João passa parte da aula circulando pela escola, vai para o parquinho em companhia de Valter. Esse procedimento acontece por orientação da coordenação pedagógica da escola e da professora do AEE, sempre que João encontra-se agitado, gritando em sala ou atrapalhando o andamento da aula. Os períodos da aula após o recreio são os mais difíceis para ele entrar em sala, por querer ficar na companhia da irmã.

João costuma gritar em sala. Para a professora Beatriz, ele usa os gritos como estratégia para sair de sala sempre que se cansa. Para Valter este é um recurso de comunicação que muda conforme seu desejo, segundo relata:

Quando ele tá fazendo um gagaga [imitando um dos sons que João emitia] , é que ele tá tentando falar, geralmente ele faz isso olhando pra você, é como se tivesse alguma coisa incomodando. Às vezes ele tá querendo água, outras quer que coce as costas dele, por causa da fralda. Mas acho que se ele desenvolvesse algum tipo de atividade em sala que chamasse a atenção dele, ela não faria isso [gritar em sala] . Como ele não faz nada, fica andando pela sala, mexendo com os colegas e quando cansa daquilo é hora de começar a gritar para sair. (AUXILIAR VALTER) (SIC) Concordamos com a opinião de Valter sobre os ruídos realizados por João ser uma forma de comunicação, assim como mudarem de acordo com a situação. Observamos que nos momentos que os colegas se aproximam para brincar com ele, João emite sons mais tranquilos e demonstra uma aparente alegria. Já quando ele retorna do recreio e não quer entrar em sala os sons são mais intensos, altos e sua fisionomia demonstra raiva e agitação.

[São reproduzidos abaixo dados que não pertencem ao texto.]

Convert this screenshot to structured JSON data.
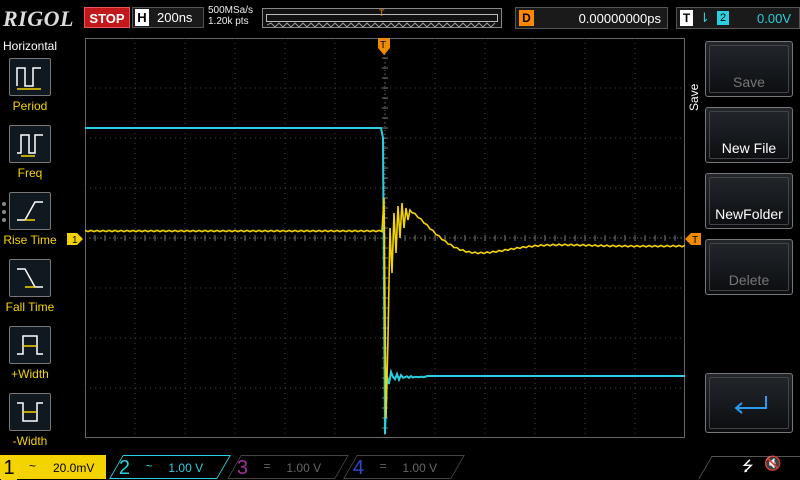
{
  "brand": "RIGOL",
  "status": "STOP",
  "timebase": {
    "label": "H",
    "value": "200ns"
  },
  "sample": {
    "rate": "500MSa/s",
    "points": "1.20k pts"
  },
  "delay": {
    "label": "D",
    "value": "0.00000000ps"
  },
  "trigger": {
    "label": "T",
    "source": "2",
    "level": "0.00V"
  },
  "left_panel": {
    "title": "Horizontal",
    "items": [
      {
        "label": "Period",
        "icon": "period-measure-icon"
      },
      {
        "label": "Freq",
        "icon": "frequency-measure-icon"
      },
      {
        "label": "Rise Time",
        "icon": "rise-time-icon"
      },
      {
        "label": "Fall Time",
        "icon": "fall-time-icon"
      },
      {
        "label": "+Width",
        "icon": "positive-width-icon"
      },
      {
        "label": "-Width",
        "icon": "negative-width-icon"
      }
    ]
  },
  "right_menu": {
    "title": "Save",
    "buttons": [
      {
        "label": "Save",
        "enabled": false
      },
      {
        "label": "New File",
        "enabled": true
      },
      {
        "label": "NewFolder",
        "enabled": true
      },
      {
        "label": "Delete",
        "enabled": false
      },
      {
        "label": "",
        "icon": "enter-return-icon",
        "enabled": true
      }
    ]
  },
  "channels": [
    {
      "num": "1",
      "coupling": "~",
      "scale": "20.0mV",
      "active": true,
      "color": "#f4d400"
    },
    {
      "num": "2",
      "coupling": "~",
      "scale": "1.00 V",
      "active": true,
      "color": "#2ad0e0"
    },
    {
      "num": "3",
      "coupling": "=",
      "scale": "1.00 V",
      "active": false,
      "color": "#a0309a"
    },
    {
      "num": "4",
      "coupling": "=",
      "scale": "1.00 V",
      "active": false,
      "color": "#2a4bd0"
    }
  ],
  "markers": {
    "ch1_level": "1",
    "trigger_level": "T",
    "trigger_position": "T"
  },
  "colors": {
    "ch1": "#f4d400",
    "ch2": "#2ad0e0",
    "trigger": "#f08a00",
    "grid": "#555555"
  }
}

Essas expressões se repetem quando ele quer sair de sala durante a aula.

Quanto às atividades pedagógicas, João não participa de nenhuma. Não há atividades planejadas para ele nem por parte da professora Beatriz, nem pela professora do AEE ou pelo auxiliar de sala. O menino não possui nenhum material didático.

A relação de João com os colegas em sala pode ser avaliada como positiva. Isso se deve ao fato de a maioria da turma ter estudado com ele no ano anterior, na Educação Infantil. As crianças parecem compreender a condição de deficiência de João. Mesmo que se sintam incomodados nos instantes em que ele grita e/ou cospe nelas, as crianças não revidam ou o agridem, alguns se protegem, outros pedem ajuda à professora. Para eles o João é como um bebê e por isso se sentem responsáveis por ele. Algumas crianças ajudam a limpar sua baba, outras brincam com ele repetindo os sons e movimentos que faz. As crianças sentam com ele no colchonete e lhe mostram os livros de história.

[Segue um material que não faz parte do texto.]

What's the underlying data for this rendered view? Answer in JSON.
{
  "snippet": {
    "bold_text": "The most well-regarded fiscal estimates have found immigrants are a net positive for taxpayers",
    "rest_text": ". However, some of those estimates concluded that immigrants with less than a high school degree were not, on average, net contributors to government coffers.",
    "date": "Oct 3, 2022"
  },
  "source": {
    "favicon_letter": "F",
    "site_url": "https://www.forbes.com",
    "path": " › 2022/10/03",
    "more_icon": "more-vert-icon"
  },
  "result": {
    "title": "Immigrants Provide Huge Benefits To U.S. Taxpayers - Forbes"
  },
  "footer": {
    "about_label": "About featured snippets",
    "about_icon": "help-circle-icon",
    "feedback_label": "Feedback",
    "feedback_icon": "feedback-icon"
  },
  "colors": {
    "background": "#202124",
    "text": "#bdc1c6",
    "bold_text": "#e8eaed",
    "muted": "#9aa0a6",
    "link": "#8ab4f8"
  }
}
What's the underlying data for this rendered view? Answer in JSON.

Sobre as habilidades de João, a professora do AEE faz a seguinte avaliação:

Ele consegue segurar e ele consegue pintar, ele não pinta como uma criança que pinta dentro do contorno, nem juntando todas as linhas, mas ele faz rabiscos, ele rasga papel, ele consegue cola r, ele entende o que tá sendo falado, na contação de

histórias ele entende a história, se você falar com ele ‘João, oi João, tudo bom?’,

ele entende. Ele tem essas partes de dificuldade na coordenação, que tem no atestado dele, e se tivesse sido trabalhado cedo, com certeza ele tava bem melhor. (PROFESSORA DO AEE) (SIC)

De acordo com a professora, ele tem condições de realizar algumas atividades em sala, mas ainda precisa ser estimulado quanto à coordenação dos movimentos. No que se refere ao desenvolvimento cognitivo, à aprendizagem de conteúdos, a professora demonstra descrença, priorizando a indicação de atividades que estimulem o desenvolvimento motor. No entanto, reconhece que João consegue compreender algumas situações, como as histórias que escuta.

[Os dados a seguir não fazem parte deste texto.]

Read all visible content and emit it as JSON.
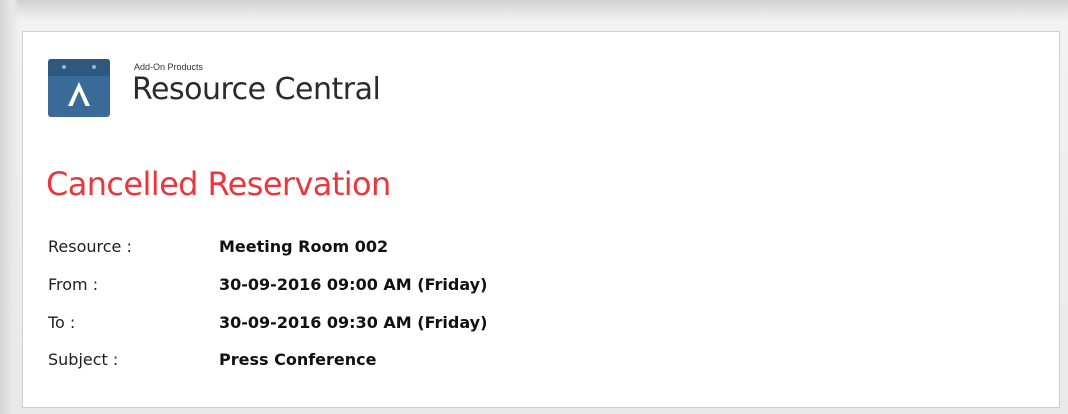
{
  "brand": {
    "subtitle": "Add-On Products",
    "title": "Resource Central"
  },
  "heading": "Cancelled Reservation",
  "details": [
    {
      "label": "Resource :",
      "value": "Meeting Room 002"
    },
    {
      "label": "From :",
      "value": "30-09-2016 09:00 AM (Friday)"
    },
    {
      "label": "To :",
      "value": "30-09-2016 09:30 AM (Friday)"
    },
    {
      "label": "Subject :",
      "value": "Press Conference"
    }
  ],
  "colors": {
    "heading": "#e8373f",
    "logo": "#3a6a98"
  },
  "icons": {
    "logo": "calendar-a-logo-icon"
  }
}
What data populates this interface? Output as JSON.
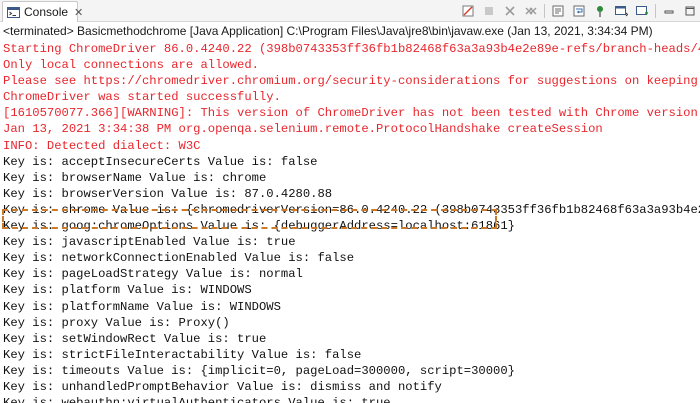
{
  "tab": {
    "label": "Console",
    "close_glyph": "✕"
  },
  "status": "<terminated> Basicmethodchrome [Java Application] C:\\Program Files\\Java\\jre8\\bin\\javaw.exe (Jan 13, 2021, 3:34:34 PM)",
  "toolbar": {
    "icons": [
      "clear-console-icon",
      "terminate-icon",
      "remove-launch-icon",
      "scroll-lock-icon",
      "word-wrap-icon",
      "pin-console-icon",
      "display-console-icon",
      "open-console-icon",
      "minimize-icon",
      "maximize-icon"
    ]
  },
  "colors": {
    "stderr": "#e8262d",
    "stdout": "#111111",
    "highlight": "#c97a2a"
  },
  "output": {
    "lines": [
      {
        "text": "Starting ChromeDriver 86.0.4240.22 (398b0743353ff36fb1b82468f63a3a93b4e2e89e-refs/branch-heads/4240@",
        "stream": "err"
      },
      {
        "text": "Only local connections are allowed.",
        "stream": "err"
      },
      {
        "text": "Please see https://chromedriver.chromium.org/security-considerations for suggestions on keeping Chro",
        "stream": "err"
      },
      {
        "text": "ChromeDriver was started successfully.",
        "stream": "err"
      },
      {
        "text": "[1610570077.366][WARNING]: This version of ChromeDriver has not been tested with Chrome version 87.",
        "stream": "err"
      },
      {
        "text": "Jan 13, 2021 3:34:38 PM org.openqa.selenium.remote.ProtocolHandshake createSession",
        "stream": "err"
      },
      {
        "text": "INFO: Detected dialect: W3C",
        "stream": "err"
      },
      {
        "text": "Key is: acceptInsecureCerts Value is: false",
        "stream": "out"
      },
      {
        "text": "Key is: browserName Value is: chrome",
        "stream": "out"
      },
      {
        "text": "Key is: browserVersion Value is: 87.0.4280.88",
        "stream": "out"
      },
      {
        "text": "Key is: chrome Value is: {chromedriverVersion=86.0.4240.22 (398b0743353ff36fb1b82468f63a3a93b4e2e89e",
        "stream": "out"
      },
      {
        "text": "Key is: goog:chromeOptions Value is: {debuggerAddress=localhost:61861}",
        "stream": "out"
      },
      {
        "text": "Key is: javascriptEnabled Value is: true",
        "stream": "out"
      },
      {
        "text": "Key is: networkConnectionEnabled Value is: false",
        "stream": "out"
      },
      {
        "text": "Key is: pageLoadStrategy Value is: normal",
        "stream": "out"
      },
      {
        "text": "Key is: platform Value is: WINDOWS",
        "stream": "out"
      },
      {
        "text": "Key is: platformName Value is: WINDOWS",
        "stream": "out"
      },
      {
        "text": "Key is: proxy Value is: Proxy()",
        "stream": "out"
      },
      {
        "text": "Key is: setWindowRect Value is: true",
        "stream": "out"
      },
      {
        "text": "Key is: strictFileInteractability Value is: false",
        "stream": "out"
      },
      {
        "text": "Key is: timeouts Value is: {implicit=0, pageLoad=300000, script=30000}",
        "stream": "out"
      },
      {
        "text": "Key is: unhandledPromptBehavior Value is: dismiss and notify",
        "stream": "out"
      },
      {
        "text": "Key is: webauthn:virtualAuthenticators Value is: true",
        "stream": "out"
      }
    ]
  }
}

A professora de sala de aula não tem informações sobre o desenvolvimento nem habilidades de João. Acredita que durante o período em que cursou a Educação Infantil, ele era estimulado apenas nas relações de convivência com as demais crianças. Também não teve contato com a professora que estava atuando com a turma antes dela assumir e por isso não tinha informações sobre o que ele fazia em sala. Tudo que sabe foi coletado através de conversas informais com as colegas de trabalho e com a professora do AEE. A professora Beatriz reconhece que João gosta de música, de objetos que giram, de andar pela escola e de se relacionar com os colegas de sala. Ainda de acordo com a professora, o trabalho a ser desenvolvido com João é apenas de socialização, por não crer que ele seja capaz de aprender.